Glossary
WoolyAI Commonly Used Terms​
WoolyAI Server​
This is the WoolyAI software that runs on every GPU host/node. Multi-GPU hosts are supported. WoolyAI software runs inside a docker container. WoolyAI server JIT compiles kernels from WoolyAI Client to Native GPU ISA. WoolyAI server also manages allocation of GPU compute core and VRAM at runtime across concurrent kernel process to optimize GPU utilization.
WoolyAI Client​
This is the WoolyAI software that runs user CUDA ML workloads(Pytorch). WoolyAI Client is packaged as docker container and contains WoolyAI runtime libraries and WoolyAI compiled Pytorch. User can execute WoolyAI Client Container on CPU only machine or on the GPU host. User runs their Pytorch projects inside the WoolyAI Client Container.
WoolyAI Controller​
This is the WoolyAI software that orchestrates assignment of WoolyAI Client requests across a cluster of GPUs running the WoolyAI Server. WoolyAI Controller maintains a queue of all incoming WoolyAI Client requests and presents information through a dashboard. WoolyAI Controller runs as a docker container and doesn't require to run on GPU host. WoolyAI Controller connects and collects GPU utilization metrics from the GPU hosts(running the WoolyAI server).
GPU Auditor​
GPU Auditor tool is a software package that we have developed and open sourced to enable users to get insights into existing GPU utilization.

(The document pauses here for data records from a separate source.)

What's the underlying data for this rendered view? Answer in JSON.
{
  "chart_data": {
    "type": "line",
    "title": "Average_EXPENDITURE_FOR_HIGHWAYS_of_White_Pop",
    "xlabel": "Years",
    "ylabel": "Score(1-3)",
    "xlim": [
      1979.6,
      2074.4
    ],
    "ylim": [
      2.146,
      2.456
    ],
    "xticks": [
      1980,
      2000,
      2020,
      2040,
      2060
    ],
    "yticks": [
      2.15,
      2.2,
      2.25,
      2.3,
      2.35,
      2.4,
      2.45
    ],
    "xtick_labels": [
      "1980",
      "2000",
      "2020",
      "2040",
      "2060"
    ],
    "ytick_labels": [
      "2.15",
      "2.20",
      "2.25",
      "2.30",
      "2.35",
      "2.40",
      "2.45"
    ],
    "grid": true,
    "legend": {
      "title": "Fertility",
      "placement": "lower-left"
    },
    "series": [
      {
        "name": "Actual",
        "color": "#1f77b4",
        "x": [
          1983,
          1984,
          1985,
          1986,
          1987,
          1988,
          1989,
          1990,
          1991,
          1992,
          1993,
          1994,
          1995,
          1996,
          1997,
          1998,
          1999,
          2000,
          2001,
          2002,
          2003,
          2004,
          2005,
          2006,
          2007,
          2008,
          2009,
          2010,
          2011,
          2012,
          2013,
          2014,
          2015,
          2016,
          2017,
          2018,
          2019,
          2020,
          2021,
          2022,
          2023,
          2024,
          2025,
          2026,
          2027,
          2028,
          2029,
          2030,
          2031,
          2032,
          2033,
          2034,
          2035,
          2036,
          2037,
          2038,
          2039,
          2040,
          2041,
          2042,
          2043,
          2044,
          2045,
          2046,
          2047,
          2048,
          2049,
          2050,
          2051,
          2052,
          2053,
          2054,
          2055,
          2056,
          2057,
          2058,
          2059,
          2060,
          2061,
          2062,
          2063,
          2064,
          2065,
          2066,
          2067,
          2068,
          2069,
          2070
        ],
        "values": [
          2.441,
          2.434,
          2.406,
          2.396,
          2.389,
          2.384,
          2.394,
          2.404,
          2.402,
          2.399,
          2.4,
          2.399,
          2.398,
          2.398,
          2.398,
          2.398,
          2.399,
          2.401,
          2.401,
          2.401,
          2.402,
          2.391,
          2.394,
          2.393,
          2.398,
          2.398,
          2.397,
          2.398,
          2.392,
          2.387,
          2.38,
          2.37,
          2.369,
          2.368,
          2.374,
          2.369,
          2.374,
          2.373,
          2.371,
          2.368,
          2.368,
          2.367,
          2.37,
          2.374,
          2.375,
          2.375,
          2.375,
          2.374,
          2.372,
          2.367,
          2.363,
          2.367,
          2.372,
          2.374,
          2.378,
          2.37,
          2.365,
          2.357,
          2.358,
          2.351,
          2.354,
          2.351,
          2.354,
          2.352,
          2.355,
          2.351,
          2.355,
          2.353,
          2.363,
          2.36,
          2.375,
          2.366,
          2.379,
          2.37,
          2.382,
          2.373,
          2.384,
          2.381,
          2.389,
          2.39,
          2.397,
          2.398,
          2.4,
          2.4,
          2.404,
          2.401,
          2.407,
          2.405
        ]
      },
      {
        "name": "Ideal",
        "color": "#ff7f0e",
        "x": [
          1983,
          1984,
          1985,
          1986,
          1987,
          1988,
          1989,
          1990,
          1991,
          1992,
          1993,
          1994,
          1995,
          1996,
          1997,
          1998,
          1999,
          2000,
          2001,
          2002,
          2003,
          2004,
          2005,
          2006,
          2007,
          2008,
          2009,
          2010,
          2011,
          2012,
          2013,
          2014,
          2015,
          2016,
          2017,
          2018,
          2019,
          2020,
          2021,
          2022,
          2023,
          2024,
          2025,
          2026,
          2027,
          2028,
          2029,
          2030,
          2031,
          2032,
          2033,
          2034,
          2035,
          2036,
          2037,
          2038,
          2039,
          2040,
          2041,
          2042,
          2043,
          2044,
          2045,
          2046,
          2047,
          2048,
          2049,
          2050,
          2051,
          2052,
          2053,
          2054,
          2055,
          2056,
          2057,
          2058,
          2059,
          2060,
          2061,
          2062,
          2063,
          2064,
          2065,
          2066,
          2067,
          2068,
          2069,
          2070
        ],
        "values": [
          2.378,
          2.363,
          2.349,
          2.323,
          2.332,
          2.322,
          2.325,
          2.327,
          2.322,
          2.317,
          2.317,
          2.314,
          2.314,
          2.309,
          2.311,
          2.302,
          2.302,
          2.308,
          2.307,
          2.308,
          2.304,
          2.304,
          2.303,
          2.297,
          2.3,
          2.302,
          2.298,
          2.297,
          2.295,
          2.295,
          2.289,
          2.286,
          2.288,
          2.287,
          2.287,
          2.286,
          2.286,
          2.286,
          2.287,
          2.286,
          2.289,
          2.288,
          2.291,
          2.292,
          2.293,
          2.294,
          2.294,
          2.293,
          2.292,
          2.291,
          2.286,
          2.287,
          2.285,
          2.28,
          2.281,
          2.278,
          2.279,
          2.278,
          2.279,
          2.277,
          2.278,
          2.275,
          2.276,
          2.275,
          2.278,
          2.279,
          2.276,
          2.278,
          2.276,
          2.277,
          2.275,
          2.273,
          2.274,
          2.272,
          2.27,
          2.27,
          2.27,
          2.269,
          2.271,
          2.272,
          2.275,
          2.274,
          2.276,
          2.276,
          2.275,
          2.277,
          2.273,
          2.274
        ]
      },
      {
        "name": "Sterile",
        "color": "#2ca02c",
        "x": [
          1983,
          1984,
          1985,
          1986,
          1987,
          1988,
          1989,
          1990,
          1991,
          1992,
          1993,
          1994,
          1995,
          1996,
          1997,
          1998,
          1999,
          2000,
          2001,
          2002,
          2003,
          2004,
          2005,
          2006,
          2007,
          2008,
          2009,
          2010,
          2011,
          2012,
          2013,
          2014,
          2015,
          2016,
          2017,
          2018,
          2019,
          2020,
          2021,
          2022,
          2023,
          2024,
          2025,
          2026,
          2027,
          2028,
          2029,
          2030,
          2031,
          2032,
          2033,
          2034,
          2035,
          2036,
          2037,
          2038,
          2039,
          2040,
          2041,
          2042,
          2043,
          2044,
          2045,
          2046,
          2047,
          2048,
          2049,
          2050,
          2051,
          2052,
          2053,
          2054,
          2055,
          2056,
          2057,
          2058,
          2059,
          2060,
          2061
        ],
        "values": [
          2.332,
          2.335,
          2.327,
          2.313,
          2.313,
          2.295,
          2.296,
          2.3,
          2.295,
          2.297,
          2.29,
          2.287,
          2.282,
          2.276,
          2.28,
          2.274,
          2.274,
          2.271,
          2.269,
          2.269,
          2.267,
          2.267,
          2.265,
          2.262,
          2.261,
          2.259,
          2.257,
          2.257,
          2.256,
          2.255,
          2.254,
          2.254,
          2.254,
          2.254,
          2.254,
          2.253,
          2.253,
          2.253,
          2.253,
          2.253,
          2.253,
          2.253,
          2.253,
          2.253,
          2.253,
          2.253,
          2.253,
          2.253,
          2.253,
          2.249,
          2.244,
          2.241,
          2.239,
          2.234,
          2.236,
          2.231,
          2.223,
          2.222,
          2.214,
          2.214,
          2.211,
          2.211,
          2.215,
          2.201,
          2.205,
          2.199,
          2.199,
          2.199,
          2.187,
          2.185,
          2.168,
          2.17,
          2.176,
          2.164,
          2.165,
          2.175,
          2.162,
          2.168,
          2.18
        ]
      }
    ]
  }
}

GPU Concurrency Approaches​
Time slicing​
Each workload gets the full GPU for a fixed time window (e.g., workload A runs for 100ms, then workload B runs for 100ms, back to A, etc.). The GPU switches between them.
MIG (Multi-Instance GPU)​
Physically partitions the GPU into fixed segments (e.g., split an A100 into 4 smaller "GPUs"). Each segment is locked to that size even if it's not fully used.
MPS (Multi-Process Service)​
NVIDIA's CUDA Multi-Process Service (MPS) enables multiple co-operative processes to share GPU compute resources. While primarily designed for MPI applications that work together, MPS has also been adopted for sharing GPU resources between independent applications, though this introduces certain limitations. MPS lacks error isolation between clients, meaning issues in one client can affect others. Although streaming multiprocessors (SMs) can be optionally capped to a percentage per MPS client, the underlying scheduling hardware remains shared across all clients. Additionally, memory bandwidth, cache, and memory capacity are shared resources among all MPS clients.
It also has configuration requirements that make it a bit cumbersome to use and adapt.
WoolyAI's Solution for GPU Concurrency and Maximizing utilization​
Wooly runs all workloads in the same GPU context (think of it like a shared workspace). No switching between contexts means no overhead from saving/loading state. The GPU can truly execute multiple things at once, not just pretend to by rapidly switching. WoolyAI server running on the GOPU hosts(nodes) manages allocation of GPU compute cores and VRAM across multiple workloads at runtime according to priority definied for the workload, to maximize the overall GPU utilization at all times. This results in more workloads per GPU.
Wooly Instruction Set (WIS)​
The Wooly Instruction Set are created by the WoolyAI Client and sent to the WoolyAI Server for execution. They are a set of instructions that the WoolyAI Server can understand and execute on the GPU, no matter the GPU vendor or architecture.